There was no pain when she struck the ground and she felt nothing. The only thing she was aware of was a tilting of the earth like someone on a carnival ride. The ground was to tilt up to one angle and then to the opposite side at another angle like pictures she had seen of water off a boats deck.

She could see her mother running, crying toward her. "What happened?

What happened?" she heard her scream.

The boys were trying to explain and then there was nothing. As her father carried her into the bedroom she did awake for a moment to look at the clock and remembered it was a quarter after six. She could feel herself falling into a deep sleep. She was seeing her Uncle running, through the meadow, trying to reach her before she fell and she was whimpering to him," hurry, hurry."

When the girl awoke there was a serene quiet scene she could hear in the kitchen. The family was there and it sounded like they were finishing a meal. She could hear their quiet conversation, but the softness of the bed was too comfortable for her to rise away from it. All at once she could hear her Mother's voice coming from the front yard. She was talking to someone who had driven up and she was crying so softly like she had heard her cry before over the death of an animal on the ranch or a pet kitten.

The voice speaking to her she recognized as that of her Uncle, her mother's brother. The fact alone, that he was here, was rare since he had his own family and worked swing shifts at the oil refinery which kept him busy with his own world. The girl knew of whatever they spoke it was serious. Theirs was a close family which had been raised up in this very house after their father, and then later step father had deserted them.
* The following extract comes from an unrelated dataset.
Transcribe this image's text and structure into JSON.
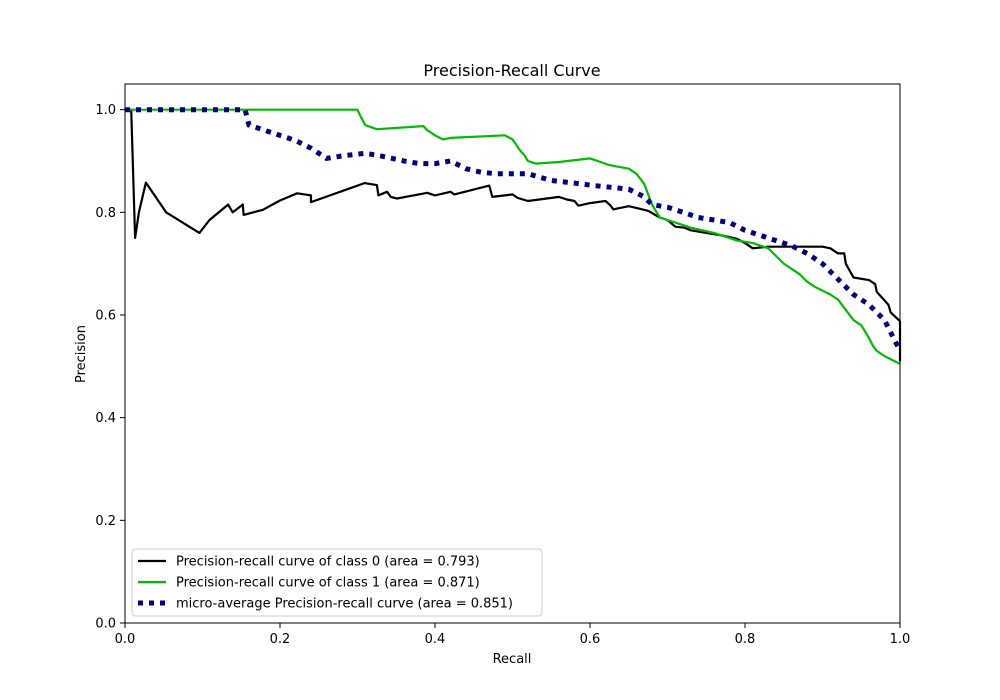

They shared good times as well as hard times, and today a tragic time equally from the habit of having to support each other emotionally.

"There has been a terrible accident," the man stated flatly. "Baby Ed was killed in a fall from the car. They were returning from a trip to the health clinic at Pawnee. He reached to open the door while the car was moving and was jerked out by the whipping open of the door."

"When did it happen?" she heard her mother ask.

"It hasn't been that long ago. It happened at a quarter after six."

As the exact time was mentioned the girl was at once alert and sitting up on the side of the bed. "Mama," she called.

"We had an accident too," the girl's mother was explaining. "Our girl fell from the back of the truck, and she is just now coming around."

She fell shortly before a quarter after six.